L’ambiance était à couteaux tirés entre le comédien et Bertrand Blier sur le tournage de ce film mélancolique que diffuse cet après- midi France 2
Bertrand Blier- Coluche. Voilà une rencontre au sommet que le cinéaste attendait depuis des années puisque Coluche devait être à l’origine le Pierrot des Valseuses face à Gérard Depardieu, rôle finalement échu à son grand ami Patrick Dewaere. Mais huit ans plus tard, Blier tient son projet avec Coluche. Il vient de terminer Beau- père quand il développe avec Gérard Brach, le scénariste de Répulsion et de Tess, La Femme de mon pote avec en tête un trio d’acteurs : Patrick Dewaere- Coluche- Miou- Miou. Un romantique naïf, son meilleur ami dévoué souffrant de ne pas avoir encore réussi à trouver l’amour et une allumeuse qui va faire imploser ce duo d’adulescents. Ce casting ne doit absolument rien au hasard. Miou- Miou a été la compagne de Coluche à la fin des années 60 avant de devenir celle de Dewaere. Et le scénario s’inspire de l’intimité qui unit le trio en faisant écho à de nombreuses situations qu’ils ont vécues.

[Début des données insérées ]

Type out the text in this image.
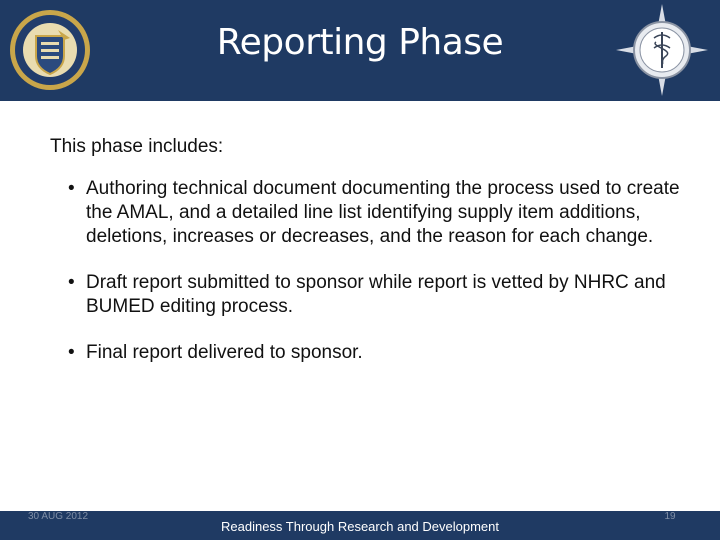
Reporting Phase
This phase includes:
• Authoring technical document documenting the process used to create the AMAL, and a detailed line list identifying supply item additions, deletions, increases or decreases, and the reason for each change.
• Draft report submitted to sponsor while report is vetted by NHRC and BUMED editing process.
• Final report delivered to sponsor.
30 AUG 2012
Readiness Through Research and Development
19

Mais une terrible tragédie va venir percuter de plein fouet ce projet. Le suicide, le 16 juillet 1982, de Patrick Dewaere avec la carabine offerte… par Coluche que sa femme, qui venait de le quitter, était partie rejoindre en Guadeloupe. Bouleversée, Miou- Miou quitte immédiatement le film. Et Coluche, aussi, hésite à jeter l’éponge. Mais son impresario Paul Lederman fait le forcing, certain que cette collaboration avec Blier pourrait ouvrir un nouvel horizon cinématographique à celui qui a toujours jusqu’ici évolué dans le seul registre comique. Et il va finir par convaincre Coluche que Blier choisit d’entourer de Thierry Lhermitte et Isabelle Huppert.
Mais ce tournage va se révéler particulièrement douloureux. Coluche vit une des périodes les plus sombres de son existence, entre dépression, alcool et drogues en tout genre, depuis son divorce qui l’a aussi vu se couper de bon nombre de ses amis de longue date. Chaque scène ou presque le renvoie à sa relation complexe avec Dewaere et nourrit le remords d’avoir finalement dit oui à un projet qu’il ne sentait plus. Ce cercle vicieux crée chaque jour ou presque une tension sur le plateau. « Coluche n’avait pas une formation d’acteur et n’était pas un gros bosseur », racontait Bertrand Blier à Première en mars 2019. « Le premier jour du tournage, il a râlé dès que j’ai voulu lui faire refaire une prise en me demandant si j’allais l’emmerder comme ça pendant quatorze semaines. On s’est très mal entendus ». Avant de faire amende honorable : « je n’ai pas toujours été au top non plus. On n’est pas oscarisable à chaque film. »
A sa sortie, La Femme de mon pote reçoit un accueil mitigé de la critique. Vu comme un Blier mineur, il attire malgré tout plus d’un million et demi de spectateurs (soit le plus gros succès du réalisateur depuis Les Valseuses) et surtout préfigure le Lambert de Tchao Pantin que Coluche tourne dans la foulée et qui lui vaudra un César. Un film et un rôle qui faisaient là encore écho à la dépression qui le rongeait hors écran et plateaux de cinéma. Une période noire qui s’achèvera une poignée d’années plus tard avec son retour à la radio sur Europe 1, le lancement des Resto du cœur et son projet de remonter sur scène au Zénith de Paris, avant qu’un « Putain de camion » ne croise sa route un triste jour de juin 1986.